RGPD : Free sanctionné à hauteur de 300.000 €

8 décembre 2022

La Cnil inflige à l’opérateur de téléphonie Free une amende de 300.000 €, notamment pour ne pas avoir respecté la sécurité des données de ses utilisateurs, et l'enjoint à se mettre en conformité sous un délai de 3 mois sous astreinte de 500 € par jour de retard.La Commission nationale de l'informatique et des libertés (Cnil) a reçu plusieurs plaintes concernant les difficultés rencontrées par des personnes dans la prise en compte, par l’opérateur de téléphonie fixe français Free, de leurs demandes d’accès et d’effacement de leurs données personnelles.

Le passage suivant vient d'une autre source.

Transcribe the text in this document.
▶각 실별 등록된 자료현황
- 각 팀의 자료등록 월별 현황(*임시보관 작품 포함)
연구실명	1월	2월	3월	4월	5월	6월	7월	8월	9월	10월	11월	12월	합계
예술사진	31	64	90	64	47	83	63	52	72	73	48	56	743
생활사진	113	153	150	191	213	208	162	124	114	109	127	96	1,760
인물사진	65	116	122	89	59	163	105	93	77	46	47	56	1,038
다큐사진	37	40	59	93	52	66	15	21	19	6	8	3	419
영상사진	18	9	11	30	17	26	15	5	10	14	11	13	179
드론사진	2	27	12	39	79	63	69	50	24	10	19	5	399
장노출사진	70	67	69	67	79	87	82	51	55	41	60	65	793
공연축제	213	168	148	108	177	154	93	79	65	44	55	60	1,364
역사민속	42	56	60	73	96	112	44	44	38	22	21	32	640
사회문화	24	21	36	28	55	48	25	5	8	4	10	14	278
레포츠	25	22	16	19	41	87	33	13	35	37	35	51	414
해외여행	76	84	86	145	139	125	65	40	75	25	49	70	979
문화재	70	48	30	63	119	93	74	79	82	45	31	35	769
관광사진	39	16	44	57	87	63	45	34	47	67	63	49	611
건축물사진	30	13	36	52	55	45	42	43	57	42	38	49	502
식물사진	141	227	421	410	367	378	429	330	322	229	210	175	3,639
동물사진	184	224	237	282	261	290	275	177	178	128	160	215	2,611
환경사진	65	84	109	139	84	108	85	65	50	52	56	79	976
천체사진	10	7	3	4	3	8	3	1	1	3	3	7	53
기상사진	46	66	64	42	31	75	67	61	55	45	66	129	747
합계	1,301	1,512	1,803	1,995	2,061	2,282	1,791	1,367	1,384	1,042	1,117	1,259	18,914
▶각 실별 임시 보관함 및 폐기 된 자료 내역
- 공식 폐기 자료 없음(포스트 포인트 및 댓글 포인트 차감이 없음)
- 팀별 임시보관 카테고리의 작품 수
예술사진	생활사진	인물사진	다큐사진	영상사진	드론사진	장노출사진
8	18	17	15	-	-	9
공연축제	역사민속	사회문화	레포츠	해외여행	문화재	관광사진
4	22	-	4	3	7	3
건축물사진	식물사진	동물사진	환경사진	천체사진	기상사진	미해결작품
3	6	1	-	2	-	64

Des contrôles ont permis de constater quatre manquements au règlement général sur la protection des données (règlement 2016/679 du 27 avril 2016 - RGPD) :- un manquement à l’obligation de respecter le droit d’accès des personnes aux données les concernant, la société n’ayant pas donné suite aux demandes formulées par les plaignants dans les délais ou qu’elle leur a apporté une réponse incomplète s’agissant de la source de leurs données ;- un manquement à l’obligation de respecter le droit d’effacement des personnes concernées puisque la société n’a pas traité les demandes des plaignants dans les délais ;- un manquement à l’obligation d’assurer la sécurité des données personnelles, étant donnés la faible robustesse des mots de passe, le stockage et transmission en clair de ceux-ci ou encore la remise en circulation d’environ 4.100 boîtiers "Freebox" mal reconditionnés ;- un manquement à l’obligation de documenter une violation de données personnelles. En conséquence, par une délibération SAN-2022-022 du 30 novembre 2022, rendue publique le 8 décembre 2022, la formation restreinte de la Cnil prononce à l’encontre de la société Free une amende de 300.000 € et l'enjoint à se mettre en conformité concernant la gestion des demandes de droit d’accès des personnes et d’en justifier sous un délai de 3 mois à compter de la notification de la délibération, sous astreinte de 500 € par jour de retard.